Jurga Agnieszka M, Paleczna Martyna, Kuter Katarzyna Z
Maj Institute of Pharmacology, Department of Neuropsychopharmacology, Polish Academy of Sciences, Krakow, Poland.
Front Cell Neurosci. 2020 Aug 6;14:198. doi: 10.3389/fncel.2020.00198. eCollection 2020.
Inflammatory processes and microglia activation accompany most of the pathophysiological diseases in the central nervous system. It is proven that glial pathology precedes and even drives the development of multiple neurodegenerative conditions. A growing number of studies point out the importance of microglia in brain development as well as in physiological functioning. These resident brain immune cells are divergent from the peripherally infiltrated macrophages, but their precise discrimination is surprisingly difficult. Microglial heterogeneity in the brain is especially visible in their morphology and cell density in particular brain structures but also in the expression of cellular markers. This often determines their role in physiology or pathology of brain functioning. The species differences between rodent and human markers add complexity to the whole picture. Furthermore, due to activation, microglia show a broad spectrum of phenotypes ranging from the pro-inflammatory, potentially cytotoxic M1 to the anti-inflammatory, scavenging, and regenerative M2. A precise distinction of specific phenotypes is nowadays essential to study microglial functions and tissue state in such a quickly changing environment.
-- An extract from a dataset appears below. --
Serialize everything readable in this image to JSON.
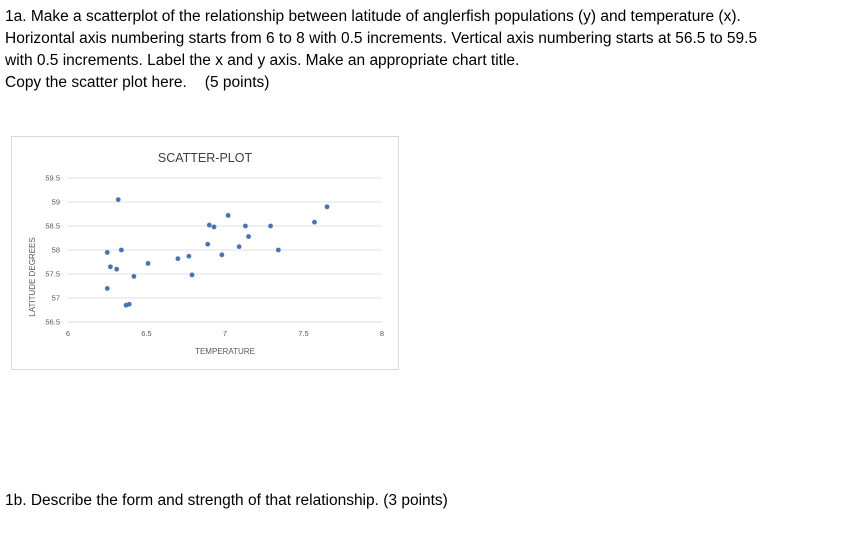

Due to the overwhelming amount of data on multiple sets of markers that is available for such studies, the choice of appropriate markers is a scientific challenge. This review gathers, classifies, and describes known and recently discovered protein markers expressed by microglial cells in their different phenotypes. The presented microglia markers include qualitative and semi-quantitative, general and specific, surface and intracellular proteins, as well as secreted molecules. The information provided here creates a comprehensive and practical guide through the current knowledge and will facilitate the choosing of proper, more specific markers for detailed studies on microglia and neuroinflammatory mechanisms in various physiological as well as pathological conditions. Both basic research and clinical medicine need clearly described and validated molecular markers of microglia phenotype, which are essential in diagnostics, treatment, and prevention of diseases engaging glia activation.
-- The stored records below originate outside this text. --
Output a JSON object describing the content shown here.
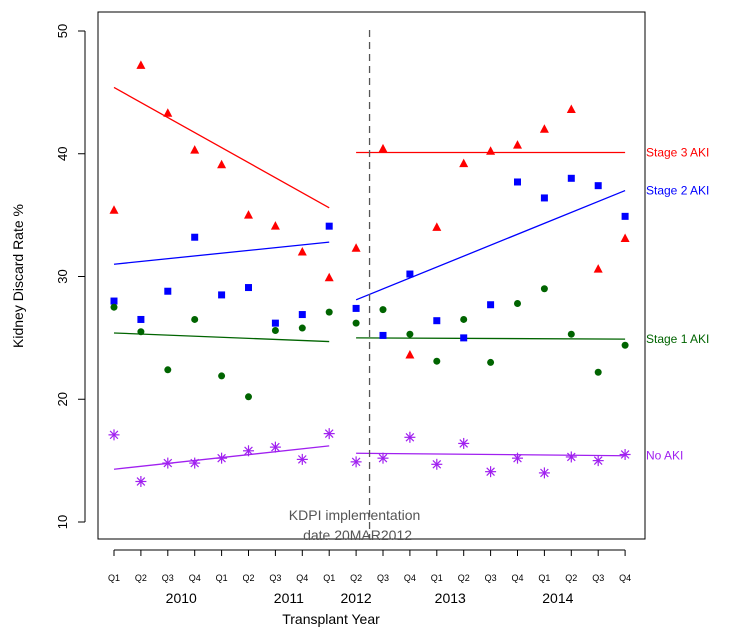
{
  "chart_data": {
    "type": "scatter",
    "xlabel": "Transplant Year",
    "ylabel": "Kidney Discard Rate %",
    "ylim": [
      10,
      50
    ],
    "yticks": [
      10,
      20,
      30,
      40,
      50
    ],
    "quarters": [
      "Q1",
      "Q2",
      "Q3",
      "Q4",
      "Q1",
      "Q2",
      "Q3",
      "Q4",
      "Q1",
      "Q2",
      "Q3",
      "Q4",
      "Q1",
      "Q2",
      "Q3",
      "Q4",
      "Q1",
      "Q2",
      "Q3",
      "Q4"
    ],
    "years": [
      {
        "label": "2010",
        "center": 2.5
      },
      {
        "label": "2011",
        "center": 6.5
      },
      {
        "label": "2012",
        "center": 9.0
      },
      {
        "label": "2013",
        "center": 12.5
      },
      {
        "label": "2014",
        "center": 16.5
      }
    ],
    "series": [
      {
        "name": "Stage 3 AKI",
        "color": "#ff0000",
        "marker": "triangle",
        "values": [
          35.4,
          47.2,
          43.3,
          40.3,
          39.1,
          35.0,
          34.1,
          32.0,
          29.9,
          32.3,
          40.4,
          23.6,
          34.0,
          39.2,
          40.2,
          40.7,
          42.0,
          43.6,
          30.6,
          33.1
        ],
        "trend_pre": [
          45.4,
          35.6
        ],
        "trend_post": [
          40.1,
          40.1
        ]
      },
      {
        "name": "Stage 2 AKI",
        "color": "#0000ff",
        "marker": "square",
        "values": [
          28.0,
          26.5,
          28.8,
          33.2,
          28.5,
          29.1,
          26.2,
          26.9,
          34.1,
          27.4,
          25.2,
          30.2,
          26.4,
          25.0,
          27.7,
          37.7,
          36.4,
          38.0,
          37.4,
          34.9
        ],
        "trend_pre": [
          31.0,
          32.8
        ],
        "trend_post": [
          28.1,
          37.0
        ]
      },
      {
        "name": "Stage 1 AKI",
        "color": "#006400",
        "marker": "circle",
        "values": [
          27.5,
          25.5,
          22.4,
          26.5,
          21.9,
          20.2,
          25.6,
          25.8,
          27.1,
          26.2,
          27.3,
          25.3,
          23.1,
          26.5,
          23.0,
          27.8,
          29.0,
          25.3,
          22.2,
          24.4
        ],
        "trend_pre": [
          25.4,
          24.7
        ],
        "trend_post": [
          25.0,
          24.9
        ]
      },
      {
        "name": "No AKI",
        "color": "#a020f0",
        "marker": "asterisk",
        "values": [
          17.1,
          13.3,
          14.8,
          14.8,
          15.2,
          15.8,
          16.1,
          15.1,
          17.2,
          14.9,
          15.2,
          16.9,
          14.7,
          16.4,
          14.1,
          15.2,
          14.0,
          15.3,
          15.0,
          15.5
        ],
        "trend_pre": [
          14.3,
          16.2
        ],
        "trend_post": [
          15.6,
          15.4
        ]
      }
    ],
    "annotation": {
      "line1": "KDPI implementation",
      "line2": "date 20MAR2012",
      "x": 9.5
    }
  }
}
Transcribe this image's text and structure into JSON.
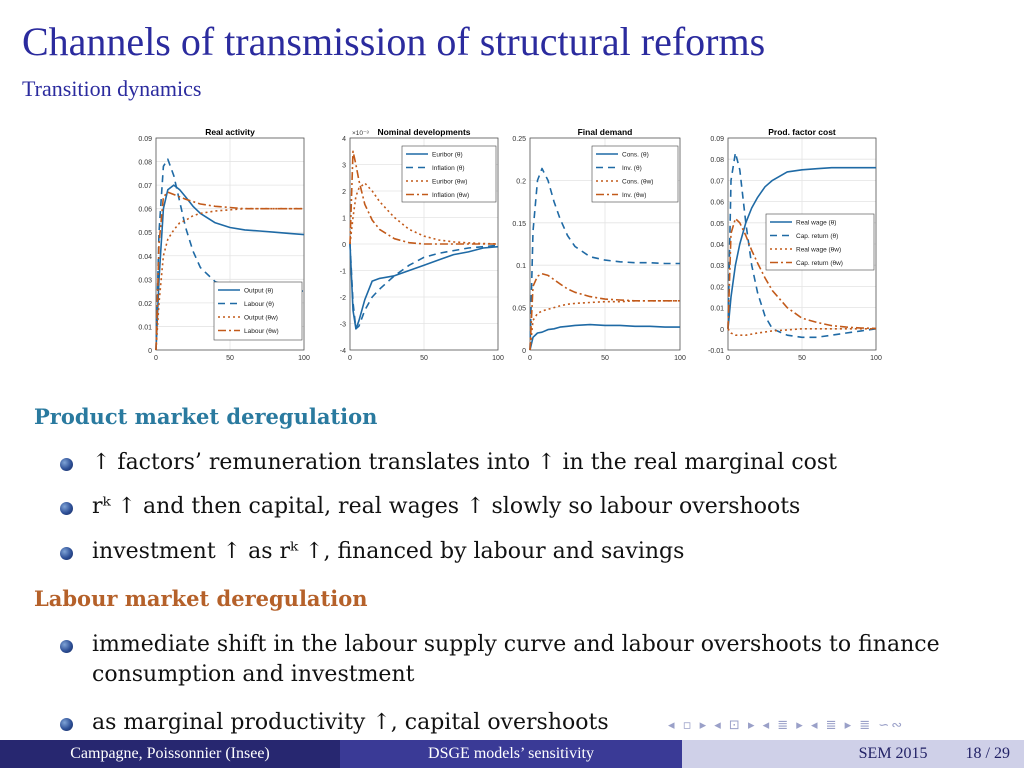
{
  "slide": {
    "title": "Channels of transmission of structural reforms",
    "subtitle": "Transition dynamics"
  },
  "chart_data": [
    {
      "type": "line",
      "title": "Real activity",
      "x": [
        0,
        2,
        5,
        8,
        12,
        16,
        20,
        25,
        30,
        40,
        50,
        60,
        70,
        80,
        90,
        100
      ],
      "xlim": [
        0,
        100
      ],
      "ylim": [
        0,
        0.09
      ],
      "yticks": [
        "0",
        "0.01",
        "0.02",
        "0.03",
        "0.04",
        "0.05",
        "0.06",
        "0.07",
        "0.08",
        "0.09"
      ],
      "xticks": [
        "0",
        "50",
        "100"
      ],
      "legend_position": "bottom-right",
      "series": [
        {
          "name": "Output (θ)",
          "color": "#1f6aa5",
          "dash": "",
          "values": [
            0,
            0.03,
            0.06,
            0.068,
            0.07,
            0.068,
            0.065,
            0.061,
            0.058,
            0.054,
            0.052,
            0.051,
            0.0505,
            0.05,
            0.0495,
            0.049
          ]
        },
        {
          "name": "Labour (θ)",
          "color": "#1f6aa5",
          "dash": "7,5",
          "values": [
            0,
            0.05,
            0.078,
            0.081,
            0.074,
            0.063,
            0.052,
            0.042,
            0.035,
            0.029,
            0.027,
            0.026,
            0.026,
            0.025,
            0.025,
            0.025
          ]
        },
        {
          "name": "Output (θw)",
          "color": "#c25a1a",
          "dash": "2,3",
          "values": [
            0,
            0.02,
            0.04,
            0.047,
            0.051,
            0.054,
            0.055,
            0.057,
            0.058,
            0.059,
            0.0595,
            0.06,
            0.06,
            0.06,
            0.06,
            0.06
          ]
        },
        {
          "name": "Labour (θw)",
          "color": "#c25a1a",
          "dash": "8,3,2,3",
          "values": [
            0,
            0.045,
            0.065,
            0.067,
            0.066,
            0.065,
            0.064,
            0.063,
            0.062,
            0.061,
            0.0605,
            0.06,
            0.06,
            0.06,
            0.06,
            0.06
          ]
        }
      ]
    },
    {
      "type": "line",
      "title": "Nominal developments",
      "scale_label": "×10⁻³",
      "x": [
        0,
        2,
        4,
        6,
        10,
        15,
        20,
        30,
        40,
        50,
        60,
        70,
        80,
        90,
        100
      ],
      "xlim": [
        0,
        100
      ],
      "ylim": [
        -4,
        4
      ],
      "yticks": [
        "-4",
        "-3",
        "-2",
        "-1",
        "0",
        "1",
        "2",
        "3",
        "4"
      ],
      "xticks": [
        "0",
        "50",
        "100"
      ],
      "legend_position": "top-right",
      "series": [
        {
          "name": "Euribor (θ)",
          "color": "#1f6aa5",
          "dash": "",
          "values": [
            0,
            -2.5,
            -3.2,
            -2.9,
            -2.1,
            -1.4,
            -1.3,
            -1.2,
            -1.0,
            -0.8,
            -0.6,
            -0.4,
            -0.3,
            -0.15,
            -0.1
          ]
        },
        {
          "name": "Inflation (θ)",
          "color": "#1f6aa5",
          "dash": "7,5",
          "values": [
            0,
            -2.2,
            -3.2,
            -3.1,
            -2.5,
            -2.0,
            -1.7,
            -1.2,
            -0.8,
            -0.5,
            -0.35,
            -0.25,
            -0.15,
            -0.1,
            -0.05
          ]
        },
        {
          "name": "Euribor (θw)",
          "color": "#c25a1a",
          "dash": "2,3",
          "values": [
            0,
            1.0,
            1.8,
            2.1,
            2.3,
            2.0,
            1.6,
            1.0,
            0.55,
            0.3,
            0.15,
            0.08,
            0.04,
            0.02,
            0
          ]
        },
        {
          "name": "Inflation (θw)",
          "color": "#c25a1a",
          "dash": "8,3,2,3",
          "values": [
            0,
            3.5,
            3.0,
            2.4,
            1.5,
            0.9,
            0.55,
            0.2,
            0.05,
            0,
            0,
            0,
            0,
            0,
            0
          ]
        }
      ]
    },
    {
      "type": "line",
      "title": "Final demand",
      "x": [
        0,
        2,
        5,
        8,
        12,
        16,
        20,
        25,
        30,
        40,
        50,
        60,
        70,
        80,
        90,
        100
      ],
      "xlim": [
        0,
        100
      ],
      "ylim": [
        0,
        0.25
      ],
      "yticks": [
        "0",
        "0.05",
        "0.1",
        "0.15",
        "0.2",
        "0.25"
      ],
      "xticks": [
        "0",
        "50",
        "100"
      ],
      "legend_position": "top-right",
      "series": [
        {
          "name": "Cons. (θ)",
          "color": "#1f6aa5",
          "dash": "",
          "values": [
            0,
            0.015,
            0.02,
            0.021,
            0.024,
            0.025,
            0.027,
            0.028,
            0.029,
            0.03,
            0.029,
            0.029,
            0.028,
            0.028,
            0.027,
            0.027
          ]
        },
        {
          "name": "Inv. (θ)",
          "color": "#1f6aa5",
          "dash": "7,5",
          "values": [
            0,
            0.14,
            0.2,
            0.214,
            0.2,
            0.175,
            0.155,
            0.135,
            0.122,
            0.11,
            0.106,
            0.104,
            0.103,
            0.103,
            0.102,
            0.102
          ]
        },
        {
          "name": "Cons. (θw)",
          "color": "#c25a1a",
          "dash": "2,3",
          "values": [
            0,
            0.035,
            0.043,
            0.046,
            0.048,
            0.05,
            0.052,
            0.054,
            0.055,
            0.056,
            0.057,
            0.057,
            0.058,
            0.058,
            0.058,
            0.058
          ]
        },
        {
          "name": "Inv. (θw)",
          "color": "#c25a1a",
          "dash": "8,3,2,3",
          "values": [
            0,
            0.075,
            0.087,
            0.09,
            0.088,
            0.083,
            0.078,
            0.072,
            0.068,
            0.063,
            0.06,
            0.059,
            0.058,
            0.058,
            0.058,
            0.058
          ]
        }
      ]
    },
    {
      "type": "line",
      "title": "Prod. factor cost",
      "x": [
        0,
        2,
        5,
        8,
        12,
        16,
        20,
        25,
        30,
        40,
        50,
        60,
        70,
        80,
        90,
        100
      ],
      "xlim": [
        0,
        100
      ],
      "ylim": [
        -0.01,
        0.09
      ],
      "yticks": [
        "-0.01",
        "0",
        "0.01",
        "0.02",
        "0.03",
        "0.04",
        "0.05",
        "0.06",
        "0.07",
        "0.08",
        "0.09"
      ],
      "xticks": [
        "0",
        "50",
        "100"
      ],
      "legend_position": "center-right",
      "series": [
        {
          "name": "Real wage (θ)",
          "color": "#1f6aa5",
          "dash": "",
          "values": [
            0,
            0.015,
            0.03,
            0.04,
            0.05,
            0.057,
            0.062,
            0.067,
            0.07,
            0.074,
            0.075,
            0.0755,
            0.076,
            0.076,
            0.076,
            0.076
          ]
        },
        {
          "name": "Cap. return (θ)",
          "color": "#1f6aa5",
          "dash": "7,5",
          "values": [
            0,
            0.07,
            0.083,
            0.075,
            0.05,
            0.03,
            0.017,
            0.006,
            0,
            -0.003,
            -0.004,
            -0.004,
            -0.003,
            -0.002,
            -0.001,
            0
          ]
        },
        {
          "name": "Real wage (θw)",
          "color": "#c25a1a",
          "dash": "2,3",
          "values": [
            0,
            -0.002,
            -0.003,
            -0.003,
            -0.003,
            -0.0025,
            -0.002,
            -0.0015,
            -0.001,
            -0.0005,
            0,
            0,
            0,
            0,
            0,
            0
          ]
        },
        {
          "name": "Cap. return (θw)",
          "color": "#c25a1a",
          "dash": "8,3,2,3",
          "values": [
            0,
            0.045,
            0.052,
            0.05,
            0.044,
            0.037,
            0.031,
            0.024,
            0.018,
            0.01,
            0.005,
            0.003,
            0.0015,
            0.0008,
            0.0004,
            0.0002
          ]
        }
      ]
    }
  ],
  "sections": {
    "product": {
      "heading": "Product market deregulation",
      "bullets": [
        "↑ factors’ remuneration translates into ↑ in the real marginal cost",
        "rᵏ ↑ and then capital, real wages ↑ slowly so labour overshoots",
        "investment ↑ as rᵏ ↑, financed by labour and savings"
      ]
    },
    "labour": {
      "heading": "Labour market deregulation",
      "bullets": [
        "immediate shift in the labour supply curve and labour overshoots to finance consumption and investment",
        "as marginal productivity ↑, capital overshoots"
      ]
    }
  },
  "footer": {
    "authors": "Campagne, Poissonnier  (Insee)",
    "talk": "DSGE models’ sensitivity",
    "event": "SEM 2015",
    "page": "18 / 29"
  },
  "nav_symbols": "◂ ▫ ▸ ◂ ⊡ ▸ ◂ ≣ ▸ ◂ ≣ ▸ ≣ ∽∾"
}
炎症过程和小胶质细胞激活伴随着中枢神经系统中的大多数病理生理疾病。已证实神经胶质病理先于甚至驱动多种神经退行性疾病的发展。越来越多的研究指出小胶质细胞在大脑发育以及生理功能中的重要性。这些驻留在大脑中的免疫细胞与外周浸润的巨噬细胞不同,但对它们进行精确区分却出奇地困难。大脑中小胶质细胞的异质性在其形态、特定脑结构中的细胞密度以及细胞标志物的表达中尤为明显。这通常决定了它们在大脑功能生理或病理中的作用。啮齿动物和人类标志物之间的物种差异使整个情况更加复杂。此外,由于激活,小胶质细胞表现出广泛的表型,从促炎的、潜在细胞毒性的M1到抗炎的、清除和再生的M2。如今,精确区分特定表型对于在如此快速变化的环境中研究小胶质细胞功能和组织状态至关重要。由于可用于此类研究的关于多组标志物的大量数据,选择合适的标志物是一项科学挑战。本综述收集、分类并描述了小胶质细胞在其不同表型中表达的已知和最近发现的蛋白质标志物。所呈现的小胶质细胞标志物包括定性和半定量的、通用和特异性的、表面和细胞内蛋白质以及分泌分子。此处提供的信息通过当前知识创建了一个全面而实用的指南,并将有助于选择合适的、更具特异性的标志物,以详细研究各种生理和病理条件下的小胶质细胞和神经炎症机制。基础研究和临床医学都需要明确描述和验证的小胶质细胞表型分子标志物,这对于诊断、治疗和预防涉及胶质细胞激活的疾病至关重要。